The Transition of Care designation assures that Equality Health maintains best practices in helping members transition from a hospital to their home and that no one falls through the cracks of the complicated healthcare system. This includes making sure members have the right medications, follow-up appointments and the tools and resources they need to avoid going back to the hospital.
“Case Management accreditation goes much deeper,” Garland explained. “Instead of reacting to a patient in the hospital, we’re a little more proactive. It’s us learning what’s important to the member and helping them succeed in the healthcare system.”
This type of case management requires standardizing how Equality Health’s clinical team interacts with members and what they do to help the member realize their health goals. The URAC accreditation ensures Equality Health consistently applies its rules to that process in a timely way. Everything goes through the organization’s Quality Committee to maintain oversight and make sure policies remain in place.
Keeping Core Values
Standardization and compliance are not insignificant requirements for an organization that thrives on challenging the status quo. Equality Health believes doing things differently brings different results and that, to some extent, it’s not always the best to do what everyone else is doing.
For Garland, who works with a diverse, multidisciplinary clinical team of individuals that includes chaplains and community workers, conformity has its challenges.
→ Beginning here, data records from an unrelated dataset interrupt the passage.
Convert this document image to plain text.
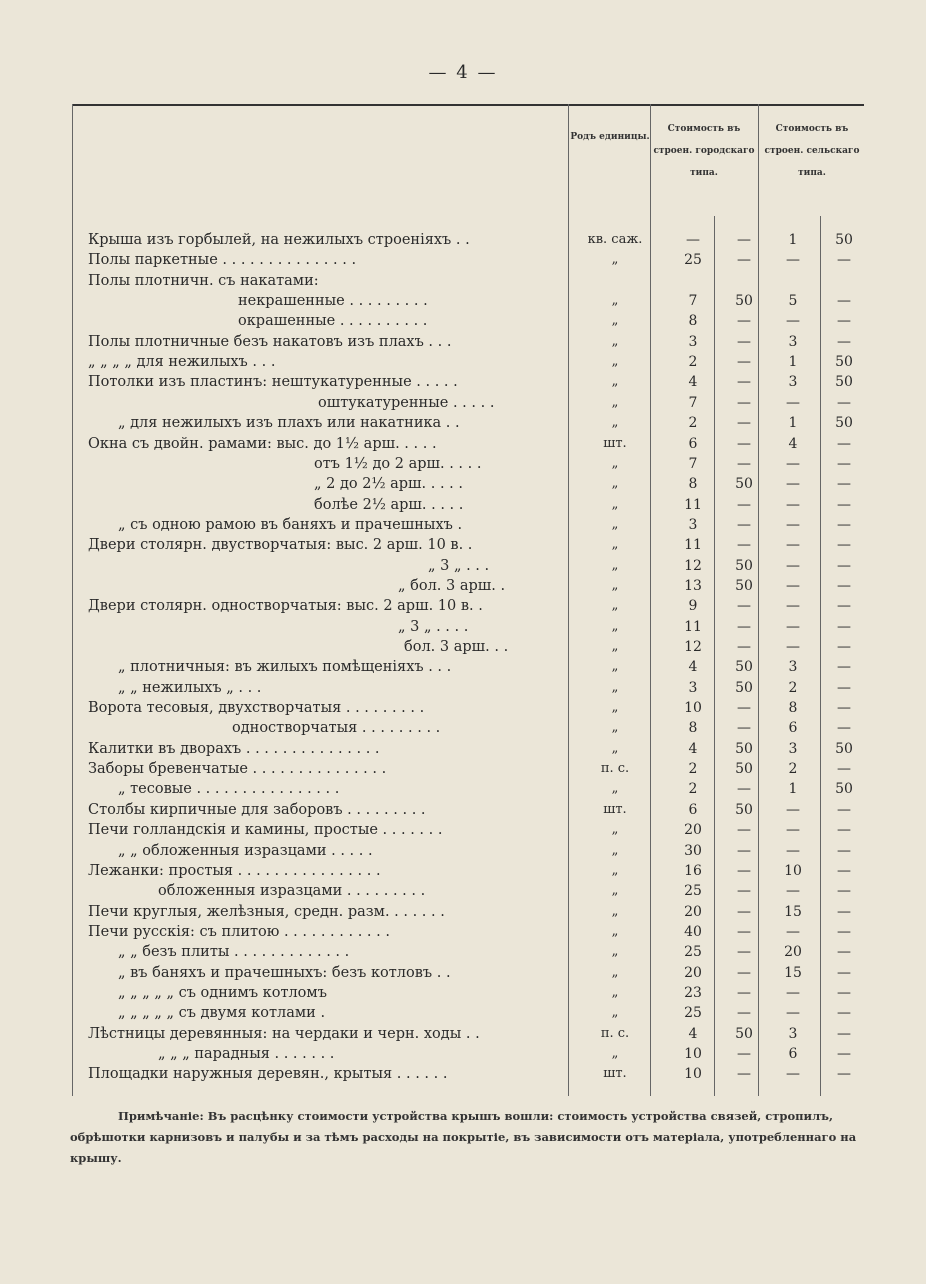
— 4 —
Родъ единицы.
Стоимость въ строен. городскаго типа.
Стоимость въ строен. сельскаго типа.
Крыша изъ горбылей, на нежилыхъ строеніяхъ . .	кв. саж.	—	—	1	50
Полы паркетные . . . . . . . . . . . . . . .	„	25	—	—	—
Полы плотничн. съ накатами:
некрашенные . . . . . . . . .	„	7	50	5	—
окрашенные . . . . . . . . . .	„	8	—	—	—
Полы плотничные безъ накатовъ изъ плахъ . . .	„	3	—	3	—
„ „ „ „ для нежилыхъ . . .	„	2	—	1	50
Потолки изъ пластинъ: нештукатуренные . . . . .	„	4	—	3	50
оштукатуренные . . . . .	„	7	—	—	—
„ для нежилыхъ изъ плахъ или накатника . .	„	2	—	1	50
Окна съ двойн. рамами: выс. до 1½ арш. . . . .	шт.	6	—	4	—
отъ 1½ до 2 арш. . . . .	„	7	—	—	—
„ 2 до 2½ арш. . . . .	„	8	50	—	—
болѣе 2½ арш. . . . .	„	11	—	—	—
„ съ одною рамою въ баняхъ и прачешныхъ .	„	3	—	—	—
Двери столярн. двустворчатыя: выс. 2 арш. 10 в. .	„	11	—	—	—
„ 3 „ . . .	„	12	50	—	—
„ бол. 3 арш. .	„	13	50	—	—
Двери столярн. одностворчатыя: выс. 2 арш. 10 в. .	„	9	—	—	—
„ 3 „ . . . .	„	11	—	—	—
бол. 3 арш. . .	„	12	—	—	—
„ плотничныя: въ жилыхъ помѣщеніяхъ . . .	„	4	50	3	—
„ „ нежилыхъ „ . . .	„	3	50	2	—
Ворота тесовыя, двухстворчатыя . . . . . . . . .	„	10	—	8	—
одностворчатыя . . . . . . . . .	„	8	—	6	—
Калитки въ дворахъ . . . . . . . . . . . . . . .	„	4	50	3	50
Заборы бревенчатые . . . . . . . . . . . . . . .	п. с.	2	50	2	—
„ тесовые . . . . . . . . . . . . . . . .	„	2	—	1	50
Столбы кирпичные для заборовъ . . . . . . . . .	шт.	6	50	—	—
Печи голландскія и камины, простые . . . . . . .	„	20	—	—	—
„ „ обложенныя изразцами . . . . .	„	30	—	—	—
Лежанки: простыя . . . . . . . . . . . . . . . .	„	16	—	10	—
обложенныя изразцами . . . . . . . . .	„	25	—	—	—
Печи круглыя, желѣзныя, средн. разм. . . . . . .	„	20	—	15	—
Печи русскія: съ плитою . . . . . . . . . . . .	„	40	—	—	—
„ „ безъ плиты . . . . . . . . . . . . .	„	25	—	20	—
„ въ баняхъ и прачешныхъ: безъ котловъ . .	„	20	—	15	—
„ „ „ „ „ съ однимъ котломъ	„	23	—	—	—
„ „ „ „ „ съ двумя котлами .	„	25	—	—	—
Лѣстницы деревянныя: на чердаки и черн. ходы . .	п. с.	4	50	3	—
„ „ „ парадныя . . . . . . .	„	10	—	6	—
Площадки наружныя деревян., крытыя . . . . . .	шт.	10	—	—	—
Примѣчаніе: Въ расцѣнку стоимости устройства крышъ вошли: стоимость устройства связей, стропилъ, обрѣшотки карнизовъ и палубы и за тѣмъ расходы на покрытіе, въ зависимости отъ матеріала, употребленнаго на крышу.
Equality Health modified its protocol so that the registered nurse leads but the unlicensed staff, which bring so much to the member’s experience, remain heavily involved.
“URAC does set a framework for standards,” Garland said, “but it doesn’t necessarily tell you how to do what you need to do. Our guiding principles have been: Stay true to your organization, stay true to your goals, stay true to your people. Don’t let the standards change the value of the organization. Adapt. Make sure you adapt to the standards, but don’t lose sight of the core values of your organization. We want to hold on to the uniqueness of Equality Health, the innovation of Equality Health, and still meet URAC requirements.”
A Way of Life
URAC accreditation recognizes Equality Health’s ongoing dedication to excellence.
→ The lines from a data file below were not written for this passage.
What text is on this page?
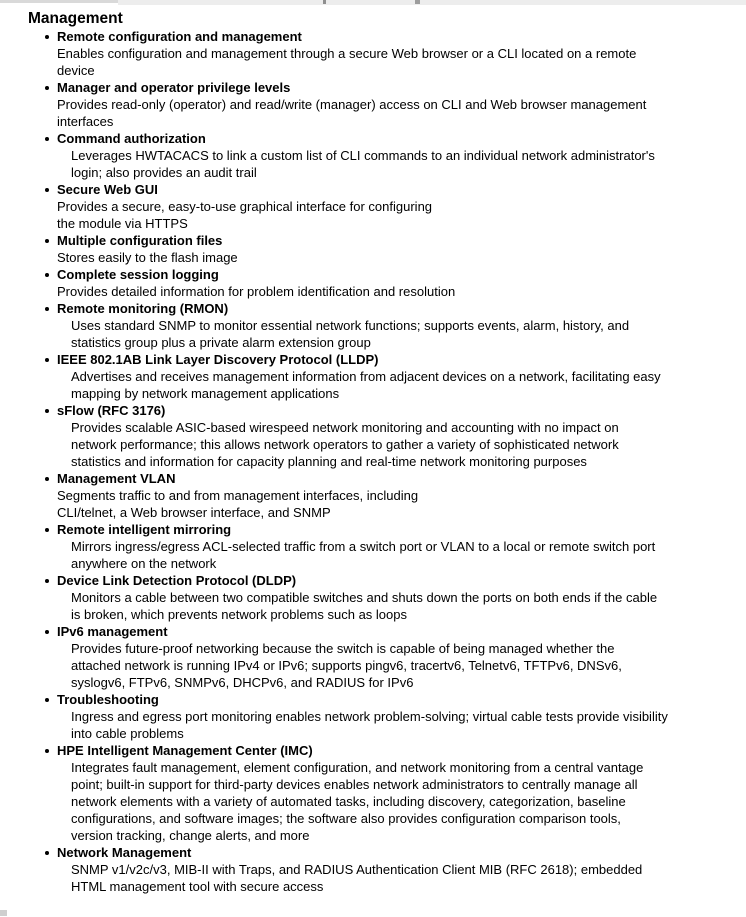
Management
Remote configuration and management
Enables configuration and management through a secure Web browser or a CLI located on a remote
device
Manager and operator privilege levels
Provides read-only (operator) and read/write (manager) access on CLI and Web browser management
interfaces
Command authorization
Leverages HWTACACS to link a custom list of CLI commands to an individual network administrator's
login; also provides an audit trail
Secure Web GUI
Provides a secure, easy-to-use graphical interface for configuring
the module via HTTPS
Multiple configuration files
Stores easily to the flash image
Complete session logging
Provides detailed information for problem identification and resolution
Remote monitoring (RMON)
Uses standard SNMP to monitor essential network functions; supports events, alarm, history, and
statistics group plus a private alarm extension group
IEEE 802.1AB Link Layer Discovery Protocol (LLDP)
Advertises and receives management information from adjacent devices on a network, facilitating easy
mapping by network management applications
sFlow (RFC 3176)
Provides scalable ASIC-based wirespeed network monitoring and accounting with no impact on
network performance; this allows network operators to gather a variety of sophisticated network
statistics and information for capacity planning and real-time network monitoring purposes
Management VLAN
Segments traffic to and from management interfaces, including
CLI/telnet, a Web browser interface, and SNMP
Remote intelligent mirroring
Mirrors ingress/egress ACL-selected traffic from a switch port or VLAN to a local or remote switch port
anywhere on the network
Device Link Detection Protocol (DLDP)
Monitors a cable between two compatible switches and shuts down the ports on both ends if the cable
is broken, which prevents network problems such as loops
IPv6 management
Provides future-proof networking because the switch is capable of being managed whether the
attached network is running IPv4 or IPv6; supports pingv6, tracertv6, Telnetv6, TFTPv6, DNSv6,
syslogv6, FTPv6, SNMPv6, DHCPv6, and RADIUS for IPv6
Troubleshooting
Ingress and egress port monitoring enables network problem-solving; virtual cable tests provide visibility
into cable problems
HPE Intelligent Management Center (IMC)
Integrates fault management, element configuration, and network monitoring from a central vantage
point; built-in support for third-party devices enables network administrators to centrally manage all
network elements with a variety of automated tasks, including discovery, categorization, baseline
configurations, and software images; the software also provides configuration comparison tools,
version tracking, change alerts, and more
Network Management
SNMP v1/v2c/v3, MIB-II with Traps, and RADIUS Authentication Client MIB (RFC 2618); embedded
HTML management tool with secure access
“It’s not enough to say we’ve done this one time,” Stevens Anderson said. “We have to keep doing it. When URAC comes and takes a look at us again they don’t just ask, ‘Are you compliant this year?’ It’s, ‘Did you keep doing what you said you were going to do every single year?’”
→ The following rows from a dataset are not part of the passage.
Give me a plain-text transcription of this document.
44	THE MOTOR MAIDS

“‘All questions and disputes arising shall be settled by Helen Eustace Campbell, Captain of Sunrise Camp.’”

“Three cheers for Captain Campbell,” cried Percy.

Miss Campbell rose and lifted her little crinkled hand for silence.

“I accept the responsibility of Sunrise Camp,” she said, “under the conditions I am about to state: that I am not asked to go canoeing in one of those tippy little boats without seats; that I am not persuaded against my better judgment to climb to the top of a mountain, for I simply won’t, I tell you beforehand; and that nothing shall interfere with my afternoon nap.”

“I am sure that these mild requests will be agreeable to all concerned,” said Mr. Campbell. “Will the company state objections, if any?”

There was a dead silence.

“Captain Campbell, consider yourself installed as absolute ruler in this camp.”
URAC first accredited Equality Health in July 2018 with 100% compliance. Since then, Equality Health has consistently maintained its systemic and process-driven reliability, and its attitude of excellence. Equality Health will next be looking at obtaining accreditation from the National Committee for Quality Assurance (NCQA), another regulatory body similar to URAC.
“Generally, there are two accrediting organizations,” Stevens Anderson said, “URAC and NCQA, and we went down the URAC track first. Arizona’s Medicaid agency has decided that they’re setting the standard for URAC. That requirement is for the providers. But again, because of our standard of excellence, we are looking to take on NCQA accreditation as well to ensure we are meeting the preferred accreditation status regardless of which markets we enter in the future.”
In the long run, Stevens Anderson believes these areas that require Equality Health’s conformity will bring confidence. The policies, procedures and infrastructure will take care of the day-to-day, which means the organization can focus more on long-term strategic growth.
“What this process is establishing is long-term sustainability,” Stevens Anderson said. “We have standards, policies and procedures, which is a solid operating model that we can build on as we grow.”